By FW staff
CRITICISM is being levelled at the Inland Revenue for waiting until the last minute to start many tax inquiries on personal tax returns.
A survey of 60,000 returns by the UK 200 Group shows that 60% of inquiries were opened in the final three months of the 22 month period in which they could occur.
This period runs from 6 April each year until one year after the final filing date for returns, 31 January.
“An incredible proportion of inquiries were opened as late as January, the final month.
“For example, we had an inquiry for 1996/97 opened on 27 January, 1999,” says David Ingall, a partner at J W Pickles & Co of Selby, Yorkshire.
“We were given until 15 March to reply by the Revenue. We replied in two letters on 2 February and 25 February, but did not hear back from the Revenue until 6 May – thats 10 weeks of uncertainty for the taxpayer.”
The survey also shows widespread delays in responding by the Revenue.
Its failure to process returns and averaging claims at the same time continues to lead to interest charges for farmers who are in fact owed a tax refund or credit because they have chosen to use averaging.
“This failure to process returns promptly creates havoc, and rather than improving since we last complained about it, things have become even more confused,” says Mr Ingall.
A spokeswoman for the Inland Revenue said that it was aware of problems with averaging.

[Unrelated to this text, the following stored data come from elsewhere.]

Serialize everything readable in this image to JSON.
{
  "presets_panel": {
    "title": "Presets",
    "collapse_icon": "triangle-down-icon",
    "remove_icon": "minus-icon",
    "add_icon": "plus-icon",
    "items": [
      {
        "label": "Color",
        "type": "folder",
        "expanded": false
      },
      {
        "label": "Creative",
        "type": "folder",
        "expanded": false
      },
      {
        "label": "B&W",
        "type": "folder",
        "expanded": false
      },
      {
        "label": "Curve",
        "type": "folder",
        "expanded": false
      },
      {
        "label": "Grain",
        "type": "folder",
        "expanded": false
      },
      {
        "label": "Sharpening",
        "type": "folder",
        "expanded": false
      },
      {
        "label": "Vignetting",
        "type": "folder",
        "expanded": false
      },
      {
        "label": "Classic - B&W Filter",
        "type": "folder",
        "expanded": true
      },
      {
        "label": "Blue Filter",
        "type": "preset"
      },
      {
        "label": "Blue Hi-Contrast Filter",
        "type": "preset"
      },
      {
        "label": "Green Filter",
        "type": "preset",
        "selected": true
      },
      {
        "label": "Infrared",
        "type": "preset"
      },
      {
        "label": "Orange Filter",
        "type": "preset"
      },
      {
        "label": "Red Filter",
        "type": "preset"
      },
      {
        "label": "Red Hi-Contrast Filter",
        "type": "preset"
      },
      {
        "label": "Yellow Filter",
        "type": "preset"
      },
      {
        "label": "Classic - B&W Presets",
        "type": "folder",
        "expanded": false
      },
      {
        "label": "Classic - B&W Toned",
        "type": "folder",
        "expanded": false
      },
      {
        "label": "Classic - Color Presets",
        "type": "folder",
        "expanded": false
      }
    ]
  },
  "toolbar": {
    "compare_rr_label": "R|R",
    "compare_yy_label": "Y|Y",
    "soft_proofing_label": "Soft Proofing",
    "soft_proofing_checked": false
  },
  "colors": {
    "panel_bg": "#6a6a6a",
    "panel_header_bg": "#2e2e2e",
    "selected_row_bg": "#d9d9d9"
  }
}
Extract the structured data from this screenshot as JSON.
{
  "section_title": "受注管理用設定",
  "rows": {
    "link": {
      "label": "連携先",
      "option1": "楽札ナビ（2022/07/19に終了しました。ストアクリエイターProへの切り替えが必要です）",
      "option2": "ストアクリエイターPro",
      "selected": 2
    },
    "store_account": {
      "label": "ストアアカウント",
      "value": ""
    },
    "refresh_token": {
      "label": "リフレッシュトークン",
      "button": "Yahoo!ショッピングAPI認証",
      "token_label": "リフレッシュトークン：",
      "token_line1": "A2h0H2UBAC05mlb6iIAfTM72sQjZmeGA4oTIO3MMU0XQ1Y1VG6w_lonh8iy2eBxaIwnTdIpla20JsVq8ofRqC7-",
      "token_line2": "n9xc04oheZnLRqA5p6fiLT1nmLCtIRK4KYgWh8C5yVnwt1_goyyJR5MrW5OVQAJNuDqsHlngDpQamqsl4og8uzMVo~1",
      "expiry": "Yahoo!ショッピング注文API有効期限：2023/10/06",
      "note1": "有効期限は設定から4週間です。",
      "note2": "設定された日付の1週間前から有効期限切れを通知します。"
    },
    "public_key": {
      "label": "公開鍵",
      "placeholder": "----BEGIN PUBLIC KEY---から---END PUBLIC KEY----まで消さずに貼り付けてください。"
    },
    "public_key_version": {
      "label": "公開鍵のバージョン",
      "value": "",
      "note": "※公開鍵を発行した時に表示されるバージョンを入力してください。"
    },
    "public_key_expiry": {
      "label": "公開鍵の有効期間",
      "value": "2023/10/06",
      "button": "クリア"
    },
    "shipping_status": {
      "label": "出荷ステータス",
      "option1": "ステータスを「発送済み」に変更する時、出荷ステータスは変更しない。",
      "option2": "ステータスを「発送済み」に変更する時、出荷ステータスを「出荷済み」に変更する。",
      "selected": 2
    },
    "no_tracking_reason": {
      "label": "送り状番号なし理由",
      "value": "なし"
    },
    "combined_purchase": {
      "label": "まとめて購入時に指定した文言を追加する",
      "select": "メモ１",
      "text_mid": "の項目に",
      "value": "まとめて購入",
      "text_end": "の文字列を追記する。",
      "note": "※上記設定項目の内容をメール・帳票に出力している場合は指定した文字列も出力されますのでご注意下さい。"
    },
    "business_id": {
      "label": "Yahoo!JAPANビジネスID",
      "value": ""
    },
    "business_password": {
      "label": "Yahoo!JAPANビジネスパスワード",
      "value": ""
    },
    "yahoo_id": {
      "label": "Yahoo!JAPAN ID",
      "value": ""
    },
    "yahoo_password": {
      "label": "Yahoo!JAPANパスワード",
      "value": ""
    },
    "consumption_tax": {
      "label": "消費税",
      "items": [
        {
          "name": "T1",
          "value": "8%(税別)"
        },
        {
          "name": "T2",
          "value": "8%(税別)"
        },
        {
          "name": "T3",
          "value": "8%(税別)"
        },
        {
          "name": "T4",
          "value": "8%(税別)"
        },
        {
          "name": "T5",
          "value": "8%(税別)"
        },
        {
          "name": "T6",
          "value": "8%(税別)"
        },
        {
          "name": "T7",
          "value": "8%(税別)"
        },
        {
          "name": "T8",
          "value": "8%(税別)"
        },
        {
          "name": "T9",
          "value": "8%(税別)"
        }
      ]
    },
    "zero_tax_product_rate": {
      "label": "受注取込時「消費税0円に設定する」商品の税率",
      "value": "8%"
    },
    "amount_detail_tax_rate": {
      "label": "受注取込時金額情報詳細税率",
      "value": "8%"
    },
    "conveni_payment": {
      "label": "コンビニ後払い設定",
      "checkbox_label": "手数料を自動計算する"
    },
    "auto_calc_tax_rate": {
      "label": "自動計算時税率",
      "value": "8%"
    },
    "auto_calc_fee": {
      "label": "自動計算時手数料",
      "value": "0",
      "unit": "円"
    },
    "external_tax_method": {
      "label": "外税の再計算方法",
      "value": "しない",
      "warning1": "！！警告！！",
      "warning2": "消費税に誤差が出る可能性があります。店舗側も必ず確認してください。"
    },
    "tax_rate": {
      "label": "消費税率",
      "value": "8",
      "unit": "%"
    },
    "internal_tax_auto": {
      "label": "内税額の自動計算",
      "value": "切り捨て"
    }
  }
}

This was due to the concentration of farmers in rural districts and the Revenue was hoping to organise a review to see if things could be improved.
On the question of late opening of inquiries, the spokeswoman said that many returns were not received until very close to the 31 January filing deadline.
Because of the sheer weight of numbers, it was necessary to use the whole of the following 12-month period to check returns to see whether an inquiry was necessary.